Practical example: Support chatbot

// Simplified example with LangChain
import { OpenAIEmbeddings } from "langchain/embeddings/openai";
import { PineconeStore } from "langchain/vectorstores/pinecone";
import { ChatOpenAI } from "langchain/chat_models/openai";

// 1. Search relevant documents
const vectorStore = await PineconeStore.fromExisting(
  new OpenAIEmbeddings(),
  { pineconeIndex }
);

const relevantDocs = await vectorStore.similaritySearch(
  "How do I reset my password?",
  5  // top 5 results
);

// 2. Generate response with context
const llm = new ChatOpenAI({ modelName: "gpt-4" });

const response = await llm.invoke([
  {
    role: "system",
    content: `You are a support agent.
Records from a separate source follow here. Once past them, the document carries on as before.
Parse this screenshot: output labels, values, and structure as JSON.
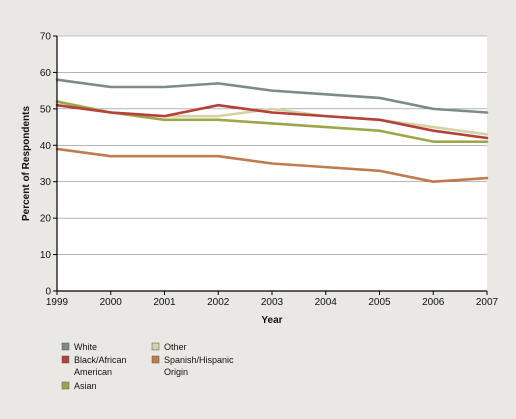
{
  "chart_data": {
    "type": "line",
    "xlabel": "Year",
    "ylabel": "Percent of Respondents",
    "ylim": [
      0,
      70
    ],
    "xlim": [
      1999,
      2007
    ],
    "yticks": [
      "0",
      "10",
      "20",
      "30",
      "40",
      "50",
      "60",
      "70"
    ],
    "xticks": [
      "1999",
      "2000",
      "2001",
      "2002",
      "2003",
      "2004",
      "2005",
      "2006",
      "2007"
    ],
    "x": [
      1999,
      2000,
      2001,
      2002,
      2003,
      2004,
      2005,
      2006,
      2007
    ],
    "grid": "horizontal",
    "legend_position": "bottom-left",
    "series": [
      {
        "name": "White",
        "color": "#7a8a8d",
        "values": [
          58,
          56,
          56,
          57,
          55,
          54,
          53,
          50,
          49
        ]
      },
      {
        "name": "Black/African American",
        "color": "#b5413a",
        "values": [
          51,
          49,
          48,
          51,
          49,
          48,
          47,
          44,
          42
        ]
      },
      {
        "name": "Asian",
        "color": "#9ea64a",
        "values": [
          52,
          49,
          47,
          47,
          46,
          45,
          44,
          41,
          41
        ]
      },
      {
        "name": "Other",
        "color": "#d3d3a6",
        "values": [
          52,
          49,
          48,
          48,
          50,
          48,
          47,
          45,
          43
        ]
      },
      {
        "name": "Spanish/Hispanic Origin",
        "color": "#c07c4f",
        "values": [
          39,
          37,
          37,
          37,
          35,
          34,
          33,
          30,
          31
        ]
      }
    ]
  }
}
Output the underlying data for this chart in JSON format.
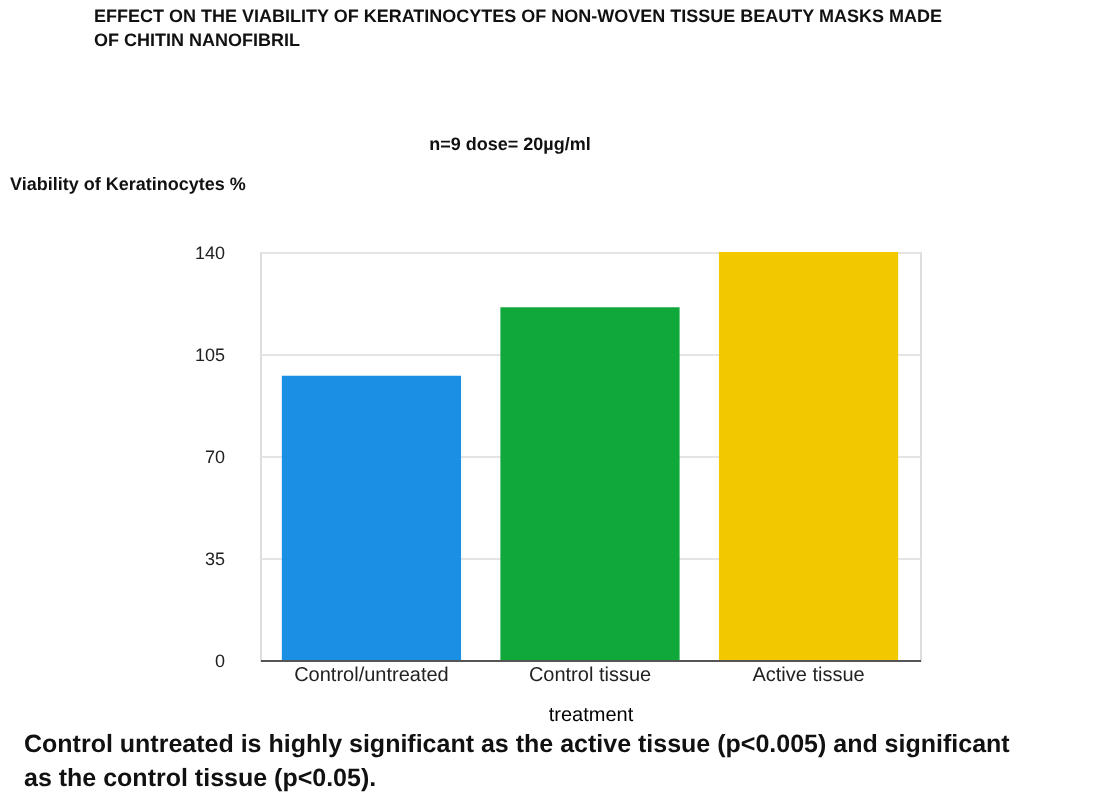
{
  "chart_data": {
    "type": "bar",
    "title": "EFFECT ON THE VIABILITY OF KERATINOCYTES OF NON-WOVEN TISSUE BEAUTY MASKS MADE OF CHITIN NANOFIBRIL",
    "subtitle": "n=9          dose=  20µg/ml",
    "ylabel": "Viability of Keratinocytes %",
    "xlabel": "treatment",
    "categories": [
      "Control/untreated",
      "Control tissue",
      "Active tissue"
    ],
    "values": [
      97.5,
      121,
      140
    ],
    "colors": [
      "#1a8fe3",
      "#10a83a",
      "#f2c800"
    ],
    "ylim": [
      0,
      140
    ],
    "yticks": [
      0,
      35,
      70,
      105,
      140
    ],
    "grid": "y",
    "annotations": [
      "Control untreated is highly significant as the active tissue (p<0.005) and significant as the control tissue (p<0.05)."
    ]
  }
}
Use ONLY this information:
              ${relevantDocs.map(d => d.pageContent).join('\n\n')}`
  },
  {
    role: "user",
    content: "How do I reset my password?"
  }
]);

Advantages vs Fine-tuning

Aspect	RAG	Fine-tuning
Updates	Instant	Requires re-training
Cost	Low (inference only)	High (training)
Traceability	Cites sources	”Black box”
Private data	Stays local	Incorporated into model
Best for	FAQ, documentation	Tone, specific format

Best practices

Do

Use chunks of 200-500 tokens
Implement reranking for better precision
Include metadata (date, source, author)
Version your indexes
Filter by minimum relevance

Don’t

Chunks too large (loses relevance)
Chunks too small (loses context)
Ignore source document quality
Omit handling “I don’t know”

Important metrics

┌────────────────────────────────────────┐
│   KPIs FOR RAG                          │
├────────────────────────────────────────┤
│                                         │
│   Retrieval:                           │
│   - Precision@K: % relevant in top K   │
│   - Recall: % documents found          │
│   - MRR: Position of first relevant    │
│                                         │
│   Generation:                          │
│   - Faithfulness: Fidelity to context  │
│   - Answer relevancy: Useful to user   │
│   - Hallucination rate: Made-up info   │
│                                         │
└────────────────────────────────────────┘

[[LLM]] - The model that generates responses
[[Agentic AI]] - Agents that use RAG for complex tasks
[[MCP]] - Protocol to connect RAG to multiple sources

Remember: RAG is only as good as your documents. Garbage in, garbage out. Invest in the quality and organization of your knowledge base.